After making them, they wrote evaluations of how well they thought it had gone and what they would improve. This was also their opportunity to see if they stuck to their design criteria.
In our first editing lesson the children were looking at a WAGOLL about Mayan headdresses. They became teachers and highlighted and annotated the paragraph.
The children were then given a title to a story, ‘The Magical Headdress’. They had to write a story about their headdress becoming magical and transporting them to a different place. They first shared ideas about where they would go and what would happen there. Then we looked at including relative clauses to describe the setting. The children then wrote their imaginative stories.
We were then taken to learn all about the Mayan gods, who were very important in Mayan times. They first completed a burn 2 learn to locate facts about Mayan gods and worship to see if it was different or similar to today.
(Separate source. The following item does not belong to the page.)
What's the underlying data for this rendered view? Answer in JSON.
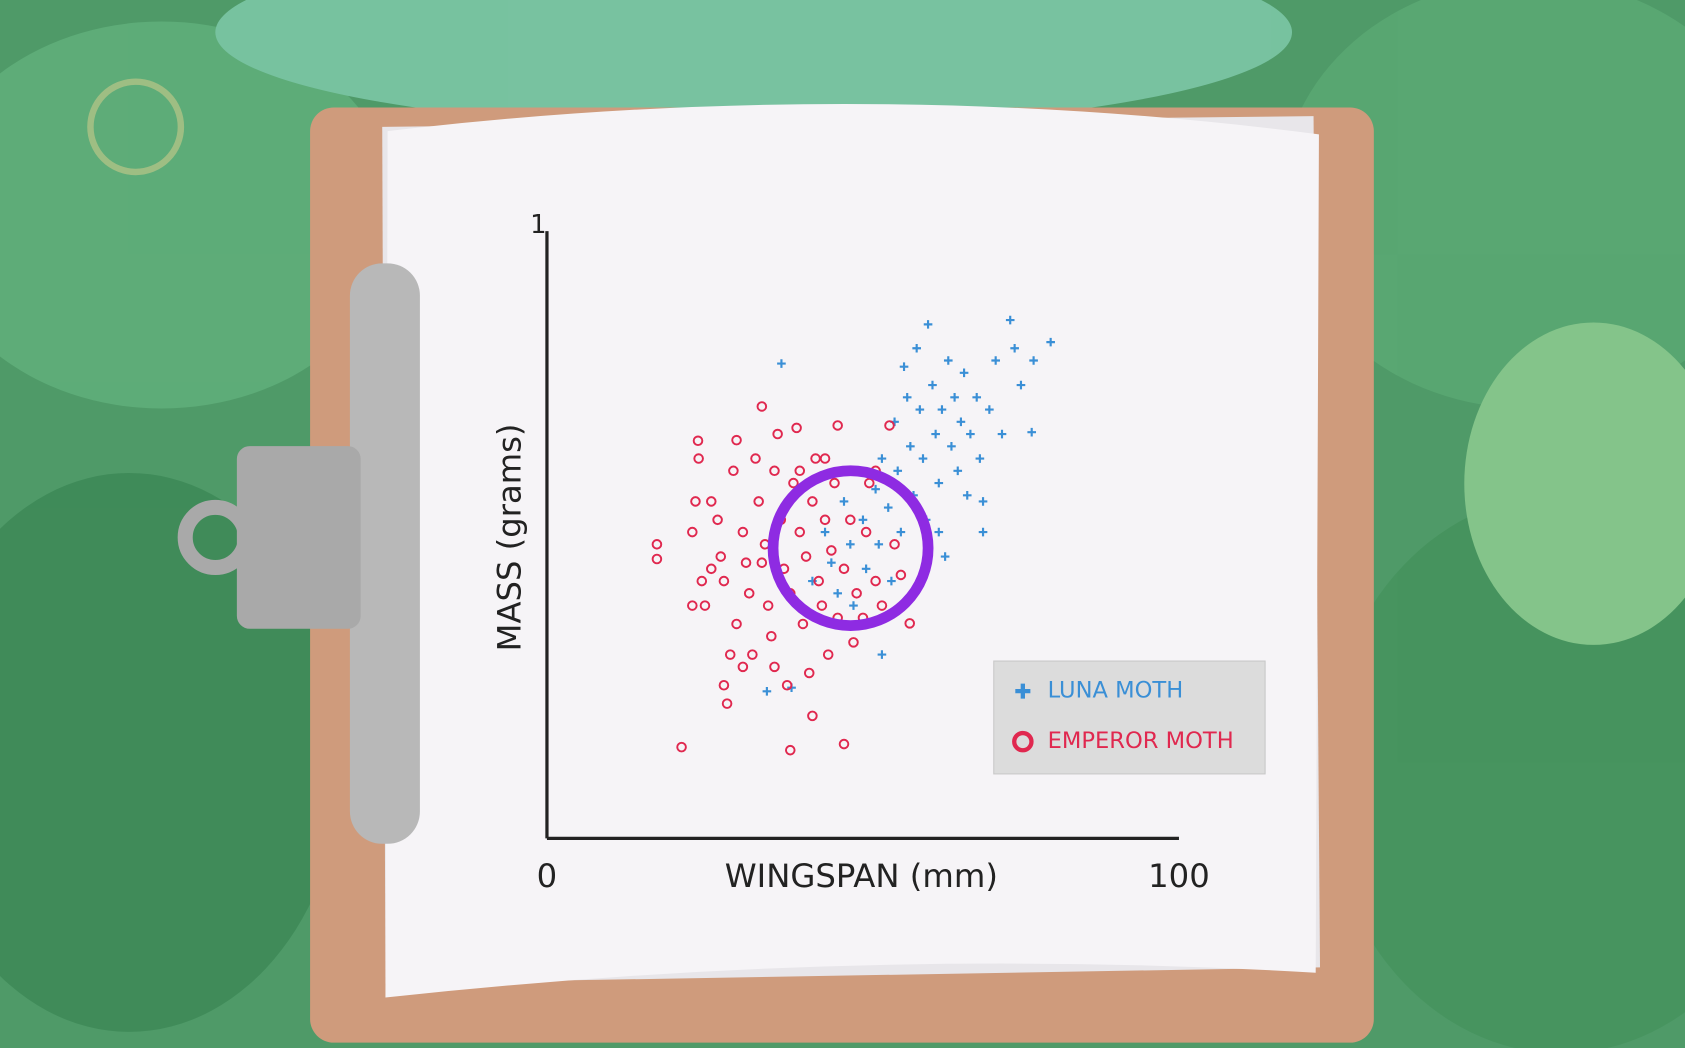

Using the information they gained and some research about Mayan gods, they created a fact file about their two chosen gods.
We wanted to put all our work about gods together so the children each chose a god to write a paragraph about. We put these together to form a leaflet all about Mayan gods and religion.
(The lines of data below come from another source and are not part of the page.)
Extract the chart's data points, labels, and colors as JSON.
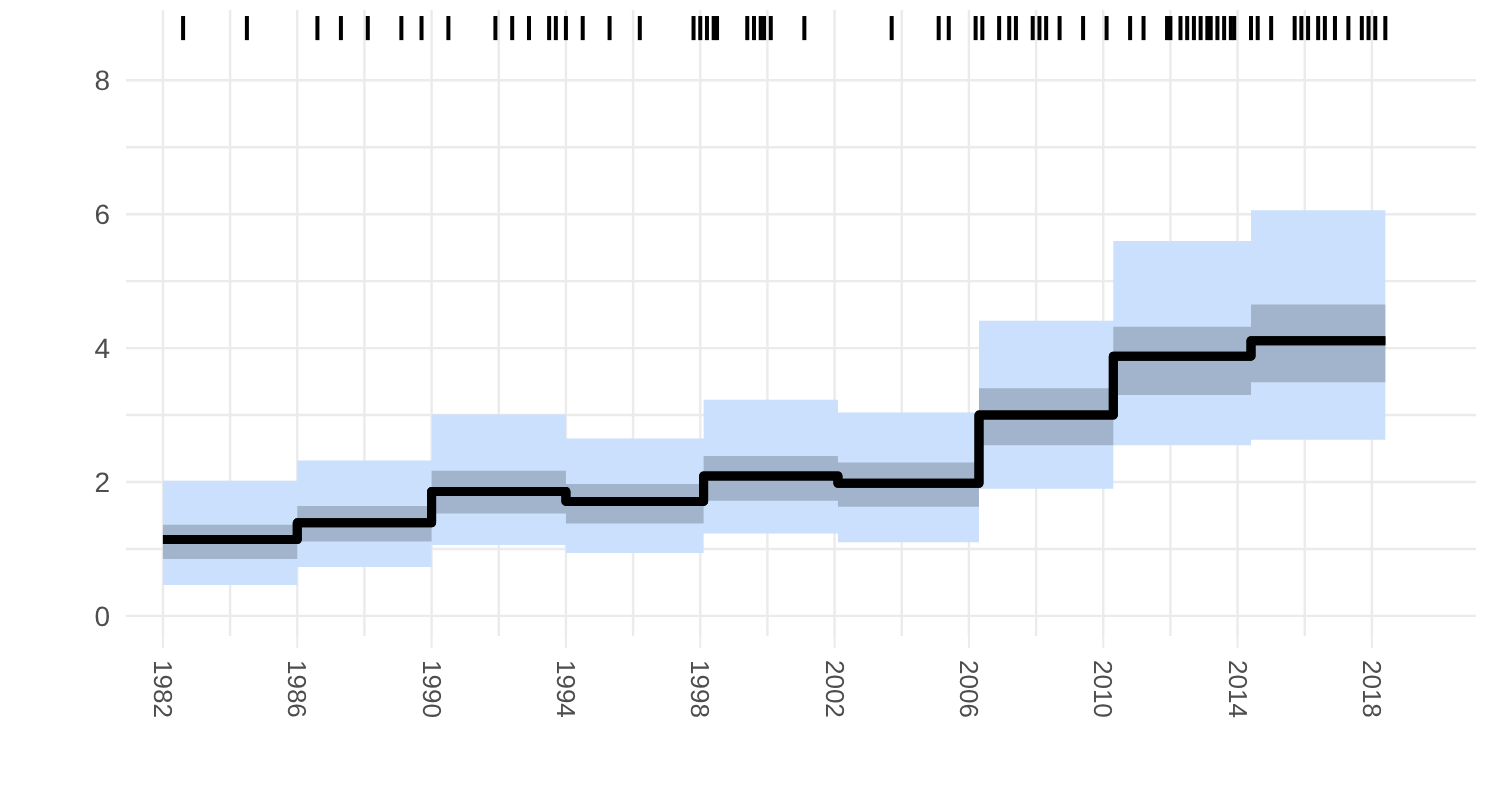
{
  "chart_data": {
    "type": "step",
    "x": [
      1982,
      1986,
      1990,
      1994,
      1998.1,
      2002.1,
      2006.3,
      2010.3,
      2014.4,
      2018.4
    ],
    "series": [
      {
        "color": "#000000",
        "values": [
          1.14,
          1.39,
          1.86,
          1.71,
          2.09,
          1.98,
          3.0,
          3.88,
          4.11,
          4.11
        ],
        "lower": [
          0.46,
          0.73,
          1.06,
          0.94,
          1.23,
          1.1,
          1.9,
          2.55,
          2.63,
          2.63
        ],
        "upper": [
          2.02,
          2.32,
          3.01,
          2.65,
          3.23,
          3.04,
          4.41,
          5.6,
          6.06,
          6.06
        ]
      },
      {
        "color": "#000000",
        "values": [
          1.14,
          1.39,
          1.86,
          1.71,
          2.09,
          1.98,
          3.0,
          3.88,
          4.11,
          4.11
        ],
        "lower": [
          0.85,
          1.11,
          1.53,
          1.38,
          1.72,
          1.63,
          2.55,
          3.3,
          3.49,
          3.49
        ],
        "upper": [
          1.36,
          1.64,
          2.17,
          1.97,
          2.39,
          2.29,
          3.4,
          4.32,
          4.65,
          4.65
        ]
      },
      {
        "type": "bar",
        "color": "#000000",
        "base": [
          8.6,
          8.6,
          8.6,
          8.6,
          8.6,
          8.6,
          8.6,
          8.6,
          8.6,
          8.6,
          8.6,
          8.6,
          8.6,
          8.6,
          8.6,
          8.6,
          8.6,
          8.6,
          8.6,
          8.6,
          8.6,
          8.6,
          8.6,
          8.6,
          8.6,
          8.6,
          8.6,
          8.6,
          8.6,
          8.6,
          8.6,
          8.6,
          8.6,
          8.6,
          8.6,
          8.6,
          8.6,
          8.6,
          8.6,
          8.6,
          8.6,
          8.6,
          8.6,
          8.6,
          8.6,
          8.6,
          8.6,
          8.6,
          8.6,
          8.6,
          8.6,
          8.6,
          8.6,
          8.6,
          8.6,
          8.6,
          8.6,
          8.6,
          8.6,
          8.6,
          8.6,
          8.6,
          8.6,
          8.6,
          8.6,
          8.6,
          8.6,
          8.6,
          8.6,
          8.6
        ],
        "x": [
          1982.6,
          1984.5,
          1986.6,
          1987.3,
          1988.1,
          1989.1,
          1989.7,
          1990.5,
          1991.9,
          1992.4,
          1992.9,
          1993.5,
          1993.7,
          1994.0,
          1994.5,
          1995.3,
          1996.2,
          1997.8,
          1998.0,
          1998.2,
          1998.4,
          1998.5,
          1999.4,
          1999.6,
          1999.8,
          1999.9,
          2000.1,
          2001.1,
          2003.7,
          2005.1,
          2005.4,
          2006.2,
          2006.4,
          2006.9,
          2007.2,
          2007.4,
          2007.9,
          2008.1,
          2008.3,
          2008.7,
          2009.4,
          2010.1,
          2010.8,
          2011.2,
          2011.9,
          2012.0,
          2012.3,
          2012.5,
          2012.7,
          2012.9,
          2013.1,
          2013.2,
          2013.4,
          2013.6,
          2013.8,
          2013.9,
          2014.4,
          2014.6,
          2015.0,
          2015.7,
          2015.9,
          2016.1,
          2016.4,
          2016.6,
          2016.9,
          2017.3,
          2017.7,
          2017.9,
          2018.1,
          2018.4
        ],
        "values": [
          0.36,
          0.36,
          0.36,
          0.36,
          0.36,
          0.36,
          0.36,
          0.36,
          0.36,
          0.36,
          0.36,
          0.36,
          0.36,
          0.36,
          0.36,
          0.36,
          0.36,
          0.36,
          0.36,
          0.36,
          0.36,
          0.36,
          0.36,
          0.36,
          0.36,
          0.36,
          0.36,
          0.36,
          0.36,
          0.36,
          0.36,
          0.36,
          0.36,
          0.36,
          0.36,
          0.36,
          0.36,
          0.36,
          0.36,
          0.36,
          0.36,
          0.36,
          0.36,
          0.36,
          0.36,
          0.36,
          0.36,
          0.36,
          0.36,
          0.36,
          0.36,
          0.36,
          0.36,
          0.36,
          0.36,
          0.36,
          0.36,
          0.36,
          0.36,
          0.36,
          0.36,
          0.36,
          0.36,
          0.36,
          0.36,
          0.36,
          0.36,
          0.36,
          0.36,
          0.36
        ]
      }
    ],
    "xlim": [
      1980.9,
      2021.1
    ],
    "xticks": [
      1982,
      1986,
      1990,
      1994,
      1998,
      2002,
      2006,
      2010,
      2014,
      2018
    ],
    "ylim": [
      -0.3,
      9.05
    ],
    "yticks": [
      0,
      2,
      4,
      6,
      8
    ],
    "grid": true,
    "line_style": "solid",
    "legend": false
  }
}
In reading, the children read one of the most famous Mayan myths called, ‘The Hero Twins’. They created a fact file about the two sets of twins and answered a range of questions based on it.
The children had discovered that the gods were very important to the Mayans. They then found out that sacrifices were made for the gods. They watched clips from a programme where explorers dived down and found ancient Mayan pots preserved in caves. They wondered how these were still intact thousands of years later. They completed a science investigation to find out why.
The children set up an experiment using water, salt and apples. They thought that there may have been salt in the water or air to preserve the pots. One slice of apple was placed in the bowl, one was placed in water and another in salt water.
After a few days they saw that, matching their predictions, the apple in the salt water had been preserved the best. They wrote up their findings.
In reading, the children focused on a text all about Mayan writing and codices. They completed different activities based on the text: a fact sheet about the four remaining codices, a retrieval of numbers task and questions based on the text.
After reading about Mayan writing, they children wanted to find out more about the special hieroglyphs. They created clay plaques and inscribed them with a Mayan hieroglyph.
In art the children learnt about a famous artist, Frank Catherwood. They found out that he journeyed to Central America with John Lloyd Stephens and produced detailed drawings of the Mayan temples and surroundings. The children first looked at a lot of his work and answered some questions about it. They then recreated some of his art work themselves.
The children learnt that the Mayans had their own number system. They completed some Mayan Maths addition and subtraction questions.
A strange discovery was made by the class! We imagineered that we were explorers in Central America and had heard that a Mayan artefact had been discovered. We went outside and hunted for the pieces of pottery that turned out to be from the Mayan times. They fit them together to form two Mayan pots.
We then took on the role of newspaper reporters to let everyone know about this. They first matched the features of newspapers to an example, then thought of the important 5 Ws and finally a quote from someone.
They then wrote their final reports.